You can use any valid JavaScript code in your function. The output of the LLM is provided as the output variable:

{  
  "assert": {  
    "type": "javascript",  
    "value": "output[0].function.name === 'get_current_weather'"  
  }  
}  

Latency

The latency assertion passes if the LLM call takes longer than the specified threshold. Duration is specified in milliseconds.

Example:

{
  "assert": [
    {
      "type": "latency",
      "threshold": 5000 // Fail if the LLM call takes longer than 5 seconds
    }
  ]
}


Levenshtein Distance

The levenshtein assertion checks if the LLM output is within a given edit distance from an expected value.

Example:

{
  "assert": [
    {
      "type": "levenshtein",
      "threshold": 5,
      "value": "hello world" // Ensure Levenshtein distance from "hello world" is <= 5
    }
  ]
}

value can reference other variables using template syntax. For example:

{
  "tests": [
    {
      "vars": {
        "expected": "foobar"
      },
      "assert": [
        {
          "type": "levenshtein",
          "threshold": 2,
          "value": "{{expected}}"
        }
      ]
    }
  ]
}


Perplexity

Perplexity is a measurement used in natural language processing to quantify how well a language model predicts a sample of text. It's essentially a measure of the model's uncertainty. High perplexity suggests it is less certain about its predictions, often because the text is very diverse or the model is not well-tuned to the task at hand.

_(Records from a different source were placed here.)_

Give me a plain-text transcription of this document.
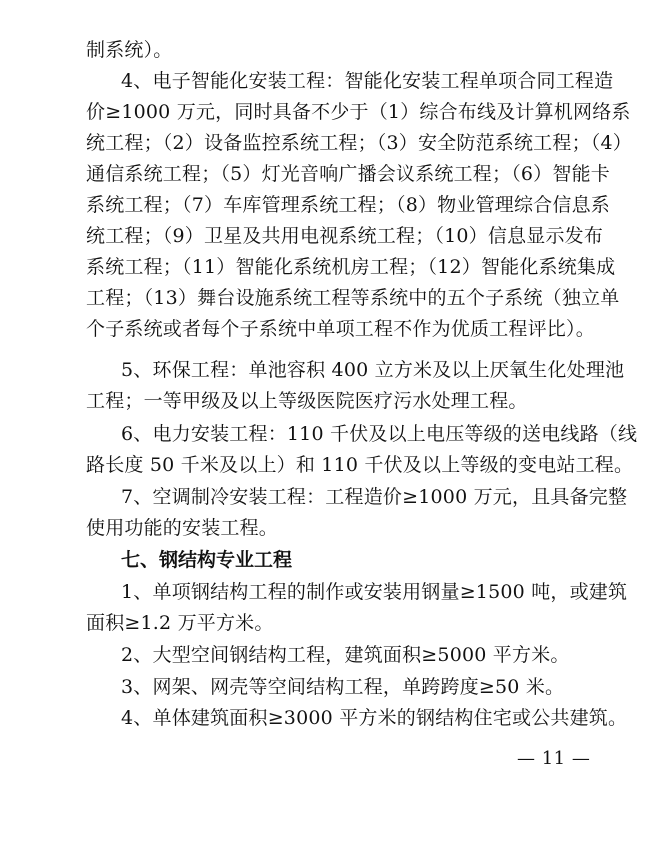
制系统）。
4、电子智能化安装工程：智能化安装工程单项合同工程造
价≥1000 万元，同时具备不少于（1）综合布线及计算机网络系
统工程；（2）设备监控系统工程；（3）安全防范系统工程；（4）
通信系统工程；（5）灯光音响广播会议系统工程；（6）智能卡
系统工程；（7）车库管理系统工程；（8）物业管理综合信息系
统工程；（9）卫星及共用电视系统工程；（10）信息显示发布
系统工程；（11）智能化系统机房工程；（12）智能化系统集成
工程；（13）舞台设施系统工程等系统中的五个子系统（独立单
个子系统或者每个子系统中单项工程不作为优质工程评比）。
5、环保工程：单池容积 400 立方米及以上厌氧生化处理池
工程；一等甲级及以上等级医院医疗污水处理工程。
6、电力安装工程：110 千伏及以上电压等级的送电线路（线
路长度 50 千米及以上）和 110 千伏及以上等级的变电站工程。
7、空调制冷安装工程：工程造价≥1000 万元，且具备完整
使用功能的安装工程。
七、钢结构专业工程
1、单项钢结构工程的制作或安装用钢量≥1500 吨，或建筑
面积≥1.2 万平方米。
2、大型空间钢结构工程，建筑面积≥5000 平方米。
3、网架、网壳等空间结构工程，单跨跨度≥50 米。
4、单体建筑面积≥3000 平方米的钢结构住宅或公共建筑。
— 11 —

Low perplexity means the model predicts the text with greater confidence, implying it's better at understanding and generating text similar to its training data.

To specify a perplexity threshold, use the perplexity assertion type:

{
  "assert": [
    {
      "type": "perplexity",
      "threshold": 1.5 // Fail if the LLM is below perplexity threshold
    }
  ]
}

Warning: Perplexity requires the LLM API to output logprobs. Currently only more recent versions of OpenAI GPT APIs support this.